Now, what that overall means is that you can typically use one stop smaller lenses on a FF sensor compared to the APS-C sized sensor and achieve the same overall sensor illumination (total amount of photons recorded by the respective sensor). That's why comparing a f/2.8 lens on for example a Sony A7 III with a f/2.8 lens on a Fuji X-H1 (I picked the older camera only to account for same pixel count) is incorrect as you're ignoring the more than double amount of photons let in by the FF lens to the FF sensor – which you don't need if you want the same overall sensor readout. It's perfectly fine to use a f/4 lens on the A7 III.
Therefore, the whole argument for APS-C lenses being so much smaller for the same f-stop, while technically correct, is not an argument for the same illumination of the sensor and therefore not an argument if you want to actually use a camera with that lens. The factors of f-stop, entrance pupil, sensor size, ISO (gain) defines the whole system. Ignoring one when we talk about different system just shows ignorance, nothing else.
Now, whether this matters in the real world is a different question. I have a FF system (EOS R) and an APS-C system here (Fuji X). Both have their respective places in my kit, but at least I understand the actual differences and where they come and when I have an advantage using one or the other or why APS-C lenses at same aperture can be smaller than the ones on FF. It plain is because the sensor is smaller and they let in less than half the light.

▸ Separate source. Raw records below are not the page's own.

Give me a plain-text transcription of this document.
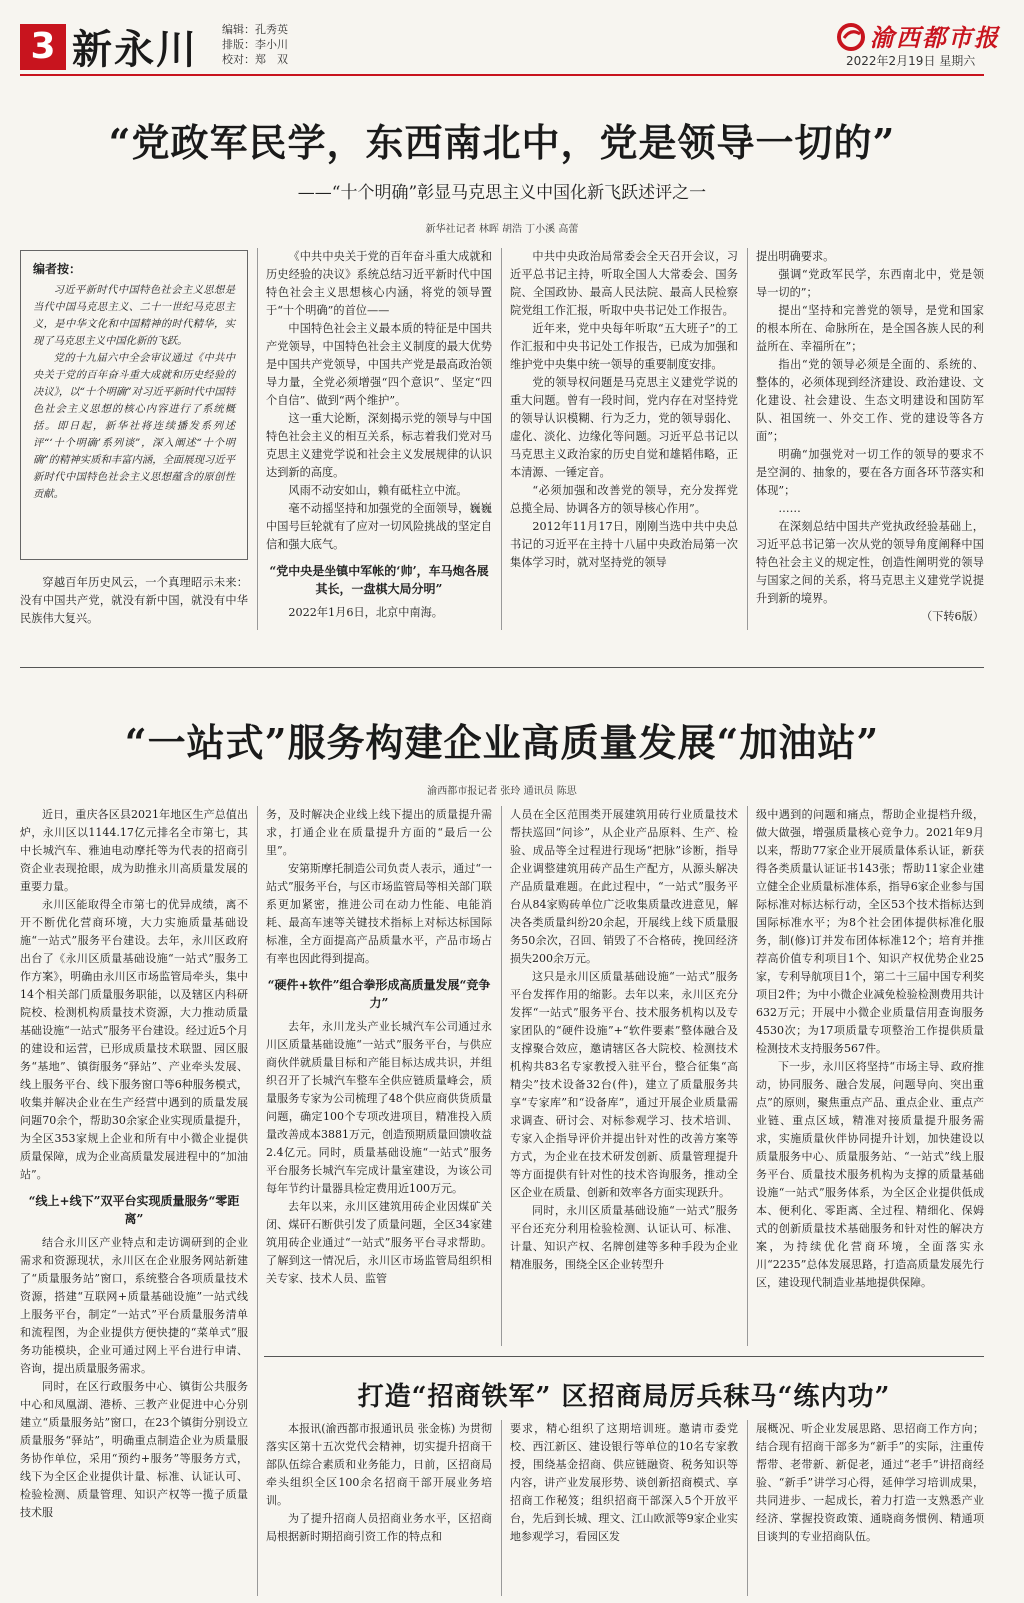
3 新永川 编辑：孔秀英
排版：李小川
校对：郑　双
渝西都市报
2022年2月19日 星期六
“党政军民学，东西南北中，党是领导一切的”
——“十个明确”彰显马克思主义中国化新飞跃述评之一
新华社记者 林晖 胡浩 丁小溪 高蕾
编者按：

习近平新时代中国特色社会主义思想是当代中国马克思主义、二十一世纪马克思主义，是中华文化和中国精神的时代精华，实现了马克思主义中国化新的飞跃。

党的十九届六中全会审议通过《中共中央关于党的百年奋斗重大成就和历史经验的决议》，以“十个明确”对习近平新时代中国特色社会主义思想的核心内容进行了系统概括。即日起，新华社将连续播发系列述评“‘十个明确’系列谈”，深入阐述“十个明确”的精神实质和丰富内涵，全面展现习近平新时代中国特色社会主义思想蕴含的原创性贡献。

穿越百年历史风云，一个真理昭示未来：没有中国共产党，就没有新中国，就没有中华民族伟大复兴。

《中共中央关于党的百年奋斗重大成就和历史经验的决议》系统总结习近平新时代中国特色社会主义思想核心内涵，将党的领导置于“十个明确”的首位——

中国特色社会主义最本质的特征是中国共产党领导，中国特色社会主义制度的最大优势是中国共产党领导，中国共产党是最高政治领导力量，全党必须增强“四个意识”、坚定“四个自信”、做到“两个维护”。

这一重大论断，深刻揭示党的领导与中国特色社会主义的相互关系，标志着我们党对马克思主义建党学说和社会主义发展规律的认识达到新的高度。

风雨不动安如山，赖有砥柱立中流。

毫不动摇坚持和加强党的全面领导，巍巍中国号巨轮就有了应对一切风险挑战的坚定自信和强大底气。

“党中央是坐镇中军帐的‘帅’，车马炮各展其长，一盘棋大局分明”

2022年1月6日，北京中南海。

中共中央政治局常委会全天召开会议，习近平总书记主持，听取全国人大常委会、国务院、全国政协、最高人民法院、最高人民检察院党组工作汇报，听取中央书记处工作报告。

近年来，党中央每年听取“五大班子”的工作汇报和中央书记处工作报告，已成为加强和维护党中央集中统一领导的重要制度安排。

党的领导权问题是马克思主义建党学说的重大问题。曾有一段时间，党内存在对坚持党的领导认识模糊、行为乏力，党的领导弱化、虚化、淡化、边缘化等问题。习近平总书记以马克思主义政治家的历史自觉和雄韬伟略，正本清源、一锤定音。

“必须加强和改善党的领导，充分发挥党总揽全局、协调各方的领导核心作用”。

2012年11月17日，刚刚当选中共中央总书记的习近平在主持十八届中央政治局第一次集体学习时，就对坚持党的领导

提出明确要求。

强调“党政军民学，东西南北中，党是领导一切的”；

提出“坚持和完善党的领导，是党和国家的根本所在、命脉所在，是全国各族人民的利益所在、幸福所在”；

指出“党的领导必须是全面的、系统的、整体的，必须体现到经济建设、政治建设、文化建设、社会建设、生态文明建设和国防军队、祖国统一、外交工作、党的建设等各方面”；

明确“加强党对一切工作的领导的要求不是空洞的、抽象的，要在各方面各环节落实和体现”；

……

在深刻总结中国共产党执政经验基础上，习近平总书记第一次从党的领导角度阐释中国特色社会主义的规定性，创造性阐明党的领导与国家之间的关系，将马克思主义建党学说提升到新的境界。

（下转6版）

“一站式”服务构建企业高质量发展“加油站”
渝西都市报记者 张玲 通讯员 陈思

近日，重庆各区县2021年地区生产总值出炉，永川区以1144.17亿元排名全市第七，其中长城汽车、雅迪电动摩托等为代表的招商引资企业表现抢眼，成为助推永川高质量发展的重要力量。

永川区能取得全市第七的优异成绩，离不开不断优化营商环境，大力实施质量基础设施“一站式”服务平台建设。去年，永川区政府出台了《永川区质量基础设施“一站式”服务工作方案》，明确由永川区市场监管局牵头，集中14个相关部门质量服务职能，以及辖区内科研院校、检测机构质量技术资源，大力推动质量基础设施“一站式”服务平台建设。经过近5个月的建设和运营，已形成质量技术联盟、园区服务“基地”、镇街服务“驿站”、产业牵头发展、线上服务平台、线下服务窗口等6种服务模式，收集并解决企业在生产经营中遇到的质量发展问题70余个，帮助30余家企业实现质量提升，为全区353家规上企业和所有中小微企业提供质量保障，成为企业高质量发展进程中的“加油站”。

“线上+线下”双平台实现质量服务“零距离”

结合永川区产业特点和走访调研到的企业需求和资源现状，永川区在企业服务网站新建了“质量服务站”窗口，系统整合各项质量技术资源，搭建“互联网+质量基础设施”一站式线上服务平台，制定“一站式”平台质量服务清单和流程图，为企业提供方便快捷的“菜单式”服务功能模块，企业可通过网上平台进行申请、咨询，提出质量服务需求。

同时，在区行政服务中心、镇街公共服务中心和凤凰湖、港桥、三教产业促进中心分别建立“质量服务站”窗口，在23个镇街分别设立质量服务“驿站”，明确重点制造企业为质量服务协作单位，采用“预约+服务”等服务方式，线下为全区企业提供计量、标准、认证认可、检验检测、质量管理、知识产权等一揽子质量技术服

务，及时解决企业线上线下提出的质量提升需求，打通企业在质量提升方面的“最后一公里”。

安第斯摩托制造公司负责人表示，通过“一站式”服务平台，与区市场监管局等相关部门联系更加紧密，推进公司在动力性能、电能消耗、最高车速等关键技术指标上对标达标国际标准，全方面提高产品质量水平，产品市场占有率也因此得到提高。

“硬件+软件”组合拳形成高质量发展“竞争力”

去年，永川龙头产业长城汽车公司通过永川区质量基础设施“一站式”服务平台，与供应商伙伴就质量目标和产能目标达成共识，并组织召开了长城汽车整车全供应链质量峰会，质量服务专家为公司梳理了48个供应商供货质量问题，确定100个专项改进项目，精准投入质量改善成本3881万元，创造预期质量回馈收益2.4亿元。同时，质量基础设施“一站式”服务平台服务长城汽车完成计量室建设，为该公司每年节约计量器具检定费用近100万元。

去年以来，永川区建筑用砖企业因煤矿关闭、煤矸石断供引发了质量问题，全区34家建筑用砖企业通过“一站式”服务平台寻求帮助。了解到这一情况后，永川区市场监管局组织相关专家、技术人员、监管

人员在全区范围类开展建筑用砖行业质量技术帮扶巡回“问诊”，从企业产品原料、生产、检验、成品等全过程进行现场“把脉”诊断，指导企业调整建筑用砖产品生产配方，从源头解决产品质量难题。在此过程中，“一站式”服务平台从84家购砖单位广泛收集质量改进意见，解决各类质量纠纷20余起，开展线上线下质量服务50余次，召回、销毁了不合格砖，挽回经济损失200余万元。

这只是永川区质量基础设施“一站式”服务平台发挥作用的缩影。去年以来，永川区充分发挥“一站式”服务平台、技术服务机构以及专家团队的“硬件设施”+“软件要素”整体融合及支撑聚合效应，邀请辖区各大院校、检测技术机构共83名专家教授入驻平台，整合征集“高精尖”技术设备32台(件)，建立了质量服务共享“专家库”和“设备库”，通过开展企业质量需求调查、研讨会、对标参观学习、技术培训、专家入企指导评价并提出针对性的改善方案等方式，为企业在技术研发创新、质量管理提升等方面提供有针对性的技术咨询服务，推动全区企业在质量、创新和效率各方面实现跃升。

同时，永川区质量基础设施“一站式”服务平台还充分利用检验检测、认证认可、标准、计量、知识产权、名牌创建等多种手段为企业精准服务，围绕全区企业转型升

级中遇到的问题和痛点，帮助企业提档升级，做大做强，增强质量核心竞争力。2021年9月以来，帮助77家企业开展质量体系认证，新获得各类质量认证证书143张；帮助11家企业建立健全企业质量标准体系，指导6家企业参与国际标准对标达标行动，全区53个技术指标达到国际标准水平；为8个社会团体提供标准化服务，制(修)订并发布团体标准12个；培育并推荐高价值专利项目1个、知识产权优势企业25家，专利导航项目1个，第二十三届中国专利奖项目2件；为中小微企业减免检验检测费用共计632万元；开展中小微企业质量信用查询服务4530次；为17项质量专项整治工作提供质量检测技术支持服务567件。

下一步，永川区将坚持“市场主导、政府推动，协同服务、融合发展，问题导向、突出重点”的原则，聚焦重点产品、重点企业、重点产业链、重点区域，精准对接质量提升服务需求，实施质量伙伴协同提升计划，加快建设以质量服务中心、质量服务站、“一站式”线上服务平台、质量技术服务机构为支撑的质量基础设施“一站式”服务体系，为全区企业提供低成本、便利化、零距离、全过程、精细化、保姆式的创新质量技术基础服务和针对性的解决方案，为持续优化营商环境，全面落实永川“2235”总体发展思路，打造高质量发展先行区，建设现代制造业基地提供保障。

打造“招商铁军” 区招商局厉兵秣马“练内功”

本报讯(渝西都市报通讯员 张金栋) 为贯彻落实区第十五次党代会精神，切实提升招商干部队伍综合素质和业务能力，日前，区招商局牵头组织全区100余名招商干部开展业务培训。

为了提升招商人员招商业务水平，区招商局根据新时期招商引资工作的特点和

要求，精心组织了这期培训班。邀请市委党校、西江新区、建设银行等单位的10名专家教授，围绕基金招商、供应链融资、税务知识等内容，讲产业发展形势、谈创新招商模式、享招商工作秘笈；组织招商干部深入5个开放平台，先后到长城、理文、江山欧派等9家企业实地参观学习，看园区发

展概况、听企业发展思路、思招商工作方向；结合现有招商干部多为“新手”的实际，注重传帮带、老带新、新促老，通过“老手”讲招商经验、“新手”讲学习心得，延伸学习培训成果，共同进步、一起成长，着力打造一支熟悉产业经济、掌握投资政策、通晓商务惯例、精通项目谈判的专业招商队伍。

That's why I said: saying f/2.8 on APS-C is the same as f/2.8 on FF is the same as saying a two seater car is the same as a four seater car, since every car has exactly one person per seat. The issue is that the four seater still transports twice as many people, but this is happily ignored in the photo world. And don't get me wrong: I'm perfectly fine if people say "it's irrelevant for me, I never need more than two people in the car" – nobody can ever say it's not, because that part is personal. What I'm not fine with is people saying "It's irrelevant for me therefore it has to be irrelevant for you" or "I ignore part of the system and just quote a fact out of context and still expect it to be the only defining factor".